SAN ANTONIO — Dominant is the word that will be used most often when people remember the 2014 NBA champions.
The Spurs put together a third straight masterful performance over the Heat to run away with a 104-87 Game 5 victory, and the only difference between this one and the way that the last two games in this series played out is that the rout took a little longer than usual.
Getting off to a fast start was Miami’s emphasis, with LeBron James and Erik Spoelstra both mentioning it specifically during their pregame remarks. “Follow my lead,” James told his teammates in the huddle before they took the floor, and he delivered with a magnificent first quarter performance that, at least for the first 12 minutes, could not be stopped.
James scored at will from inside and out, finishing with 17 points, 6 rebounds and two blocked shots — one of the spectacular variety — in helping the Heat get out to a seven-point lead by the end of the first quarter.
San Antonio, meanwhile, was getting open looks that the team was unable to knock down early, despite Miami’s much more active defensive presence. In the second, all of that would change.
The Spurs began to get stops and sped up the pace, and put together a monster of a 17-2 run that lasted four and a half minutes. By the time Ginobili threw down a dunk in traffic and drained a long fading three, San Antonio had turned a seven-point deficit into an eight-point lead.
“Why that happened is because the guys have character,” Spurs head coach Gregg Popovich said afterward. “They play the game the way we ask them to play it. They don’t get too excited if they’re doing well, and they don’t get too down if things are going badly. They just try to execute.”
James was 0-for-2 from the field in the first six minutes of the second, which were wasted minutes considering the Heat weren’t running the offense through him or looking to him to continue to take control.
This isn’t on James, however, as he got virtually no help from his teammates. Wade and Bosh were the only other Miami players to score during a dismal 11-point second quarter, chipping in just six and two points respectively.
And all of this happened with Tony Parker and Danny Green not hitting a single shot on a combined 11 first half tries.
San Antonio put its foot on Miami’s throat in the third, extending the lead by displaying the type of offensive brilliance that’s been evident throughout the bulk of the series. The Spurs put up 30 points in the period, with the dagger sequence coming when Tiago Splitter blocked a dunk attempt from Wade at the rim with 6:11 remaining. That was followed up with a three-pointer from Patty Mills in transition, and two more threes (one from Mills and one from Ginobili) on the next two possessions which pushed the lead to 21 points.
The fourth quarter was simply an extended coronation.
Kawhi Leonard was named Finals MVP, after finishing this one with a team-high 22 points and 10 rebounds on the heels of rock solid performances in his team’s last two wins.
“He listens and he’s a great learner and super competitive, and has a drive to be the best that’s really uncommon in our league,” Popovich said of Leonard. “He walks the walk. I mean, he is there early, he’s there late. He wants more. He wants me and the coaches to push him. So I just talked to him about not being in that deferment or that defer sort of stage. The hell with Tony, the hell with Timmy, the hell with Manu, you play the game. You are the man. You’re part of the engine that makes us go.”
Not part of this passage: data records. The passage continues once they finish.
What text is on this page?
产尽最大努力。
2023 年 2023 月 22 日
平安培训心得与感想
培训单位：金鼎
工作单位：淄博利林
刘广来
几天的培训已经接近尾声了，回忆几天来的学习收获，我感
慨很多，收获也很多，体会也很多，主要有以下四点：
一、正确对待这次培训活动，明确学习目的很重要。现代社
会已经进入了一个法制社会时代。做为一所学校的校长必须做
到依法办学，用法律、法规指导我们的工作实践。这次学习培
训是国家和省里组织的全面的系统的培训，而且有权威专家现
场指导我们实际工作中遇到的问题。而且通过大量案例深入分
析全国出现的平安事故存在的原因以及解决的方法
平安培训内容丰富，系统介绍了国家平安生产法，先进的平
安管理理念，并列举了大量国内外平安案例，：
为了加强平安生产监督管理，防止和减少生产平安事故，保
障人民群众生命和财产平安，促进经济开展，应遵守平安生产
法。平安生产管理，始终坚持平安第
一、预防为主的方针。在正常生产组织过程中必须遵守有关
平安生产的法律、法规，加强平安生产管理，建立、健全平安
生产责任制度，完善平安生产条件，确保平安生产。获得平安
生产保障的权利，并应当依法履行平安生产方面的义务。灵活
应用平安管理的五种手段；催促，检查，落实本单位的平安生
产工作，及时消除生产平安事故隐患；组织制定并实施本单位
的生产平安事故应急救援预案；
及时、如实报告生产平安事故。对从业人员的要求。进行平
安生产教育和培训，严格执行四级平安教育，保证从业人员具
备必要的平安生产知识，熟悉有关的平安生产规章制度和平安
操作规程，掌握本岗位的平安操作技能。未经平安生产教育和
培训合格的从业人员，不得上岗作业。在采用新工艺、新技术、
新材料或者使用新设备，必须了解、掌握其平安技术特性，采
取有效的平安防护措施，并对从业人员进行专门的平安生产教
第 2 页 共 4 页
“I do not call his number,” Popovich said. “Everything he did was just out of the motion and out of offense, and he’s learned it well. In the future, obviously, we’ll use him a lot more on an individual basis. But it’s not really our style, and he appreciates that.”
James did all he could for the Heat in finishing with 31 points, 10 rebounds and five assists, but he couldn’t do it all by himself. He will remain the game’s best player in the eyes of most, but the Spurs solidified themselves as one of the all-time great teams — and the undeniable NBA champs.
“They were the much better team,” James said. “That’s what team basketball and that’s how team basketball should be played. You know, it’s selfless. Guys move, cut, pass, you’ve got a shot, you take it, but it’s all for the team and it’s never about the individual. That’s the brand of basketball, and that’s how team basketball should be played.”